If as you suspect Asperger's why not try being direct and factual say i do not want you here on my days off. Surely there can be no argument unless he directly says i dont care what you want and i will be at home on your days off. Then you have to think serious about what you want/need

I agree with this.
I had to absolutely spell it out to my ND DH.
I'm an introvert, I need space.
All those telling Op she's wrong, the marriage is over -complete nonsense!

DelphiniumBlue · 02/07/2024 17:51

So you are being too accommodating, making him breakfast and lunch, keeping quiet, not inviting friends over or putting on the tv.
Trll him you will be having at least one of your days at home to do what you want. Then do it. Have friends over, make Tuesday ( or any specific day) your regular day for visitors, loud online Zumba, hoovering and fasting. Don’t cook, behave as if he is not there.
Or you could ask him why he is determined to work from home on the days you have asked him not to, that you need the place to yourself sometimes ( regularly). Ask if he’s trying to upset you, because that’s what it looks like. No good hinting, you are going to have to be very clear.

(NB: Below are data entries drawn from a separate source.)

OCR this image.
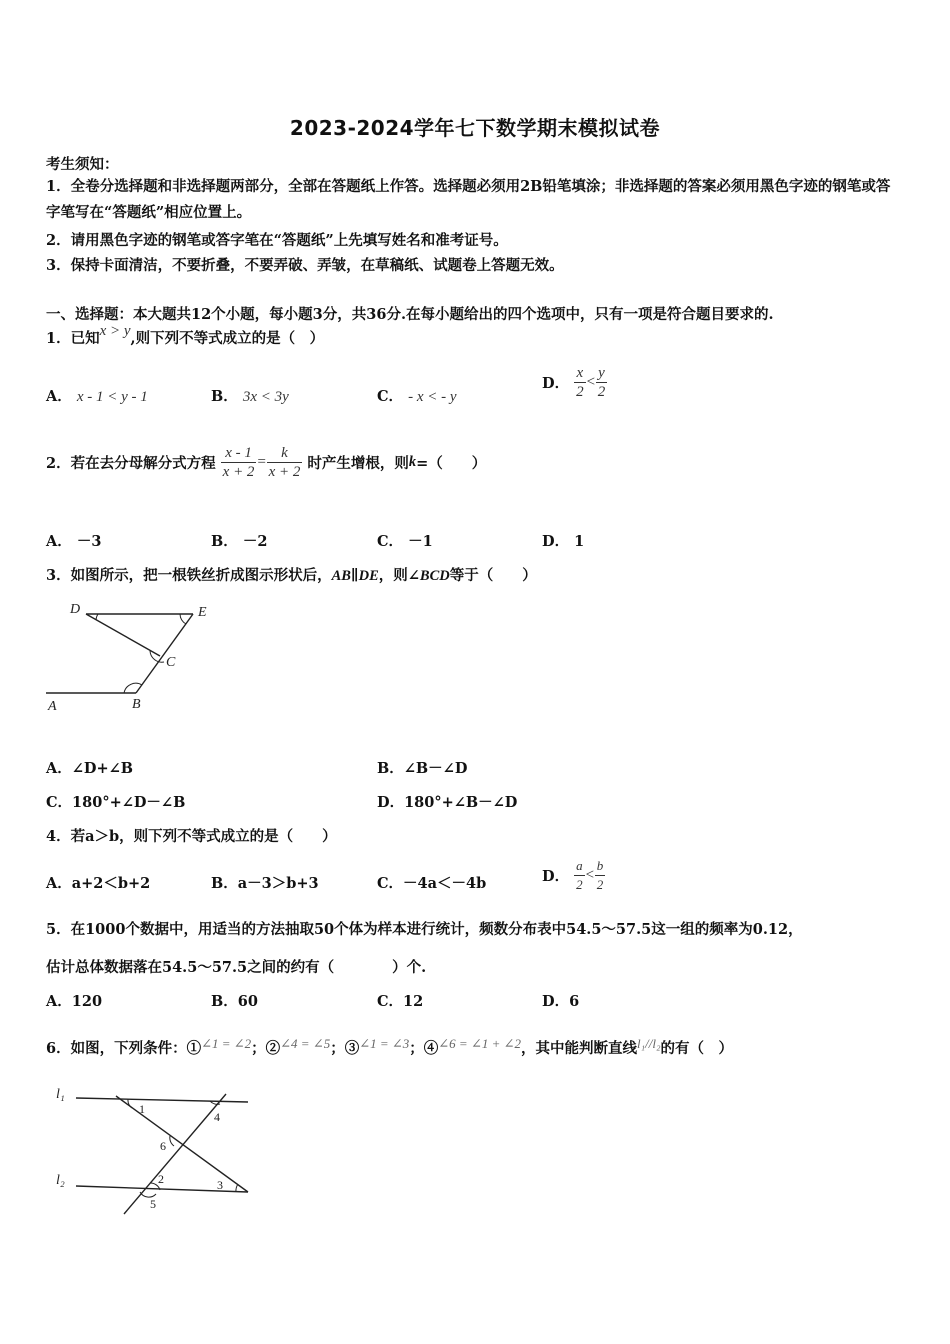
2023-2024学年七下数学期末模拟试卷
考生须知：
1．全卷分选择题和非选择题两部分，全部在答题纸上作答。选择题必须用2B铅笔填涂；非选择题的答案必须用黑色字迹的钢笔或答字笔写在“答题纸”相应位置上。
2．请用黑色字迹的钢笔或答字笔在“答题纸”上先填写姓名和准考证号。
3．保持卡面清洁，不要折叠，不要弄破、弄皱，在草稿纸、试题卷上答题无效。
一、选择题：本大题共12个小题，每小题3分，共36分.在每小题给出的四个选项中，只有一项是符合题目要求的.
1．已知x > y,则下列不等式成立的是（　）
A． x - 1 < y - 1	B． 3x < 3y	C． - x < - y
D． $\frac{x}{2} < \frac{y}{2}$
2．若在去分母解分式方程 $\frac{x - 1}{x + 2} = \frac{k}{x + 2}$ 时产生增根，则k=（　　）
A． －3	B． －2	C． －1	D． 1
3．如图所示，把一根铁丝折成图示形状后，AB∥DE，则∠BCD等于（　　）
D	E
C
A	B
A．∠D+∠B	B．∠B－∠D
C．180°+∠D－∠B	D．180°+∠B－∠D
4．若a＞b，则下列不等式成立的是（　　）
A．a+2＜b+2	B．a－3＞b+3	C．－4a＜－4b	D． $\frac{a}{2} < \frac{b}{2}$
5．在1000个数据中，用适当的方法抽取50个体为样本进行统计，频数分布表中54.5～57.5这一组的频率为0.12，
估计总体数据落在54.5～57.5之间的约有（　　　　）个.
A．120	B．60	C．12	D．6
6．如图，下列条件：①∠1 = ∠2；②∠4 = ∠5；③∠1 = ∠3；④∠6 = ∠1 + ∠2，其中能判断直线l₁//l₂的有（　）
l₁
l₂
1
4
6
2	3
5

FoxtrotOscarFoxtrotOscar · 02/07/2024 17:52
  1. Buy a shed for yourself or
  2. Shoot him
KreedKafer · 02/07/2024 17:52

I don’t think this is just about him being home on your days off, is it?

You sound as if you actively dislike him. Which isn’t necessarily unreasonable, but if the presence of your husband upsets upsets you as much as this, I don’t think this is a marriage with a future.

Mrsttcno1 · 02/07/2024 17:55

Honestly I would just go about your day exactly as you would if he wasn’t there, if he doesn’t like it then he has the option to go into the office.

My husband has the option to WFH 1 day a week and I’m currently off on maternity leave, he likes to work in our kitchen and he asked if I was okay with that, I told him I don’t mind where he works but that this is our home, not the office, so if he wants to work here that’s absolutely fine but I’m not going to behave or use the space any differently than I normally would. So I still watch the tv, I pop in and out with baby, I have friends/family over, he doesn’t mind at all but he knows if he did mind then it would be on him to go into the office rather than me tiptoe around him all day.

autienotnaughty · 02/07/2024 17:55

Be factual and try not to directly blame him.

Apologise for last conversation and say you are having time off from work because of your mental health/stress. Hearing him work and having to be careful about what you are doing is making you more stressed and you are concerned you will need longer off as a result. It would really help you if he could do you a favour and go into work on your days off.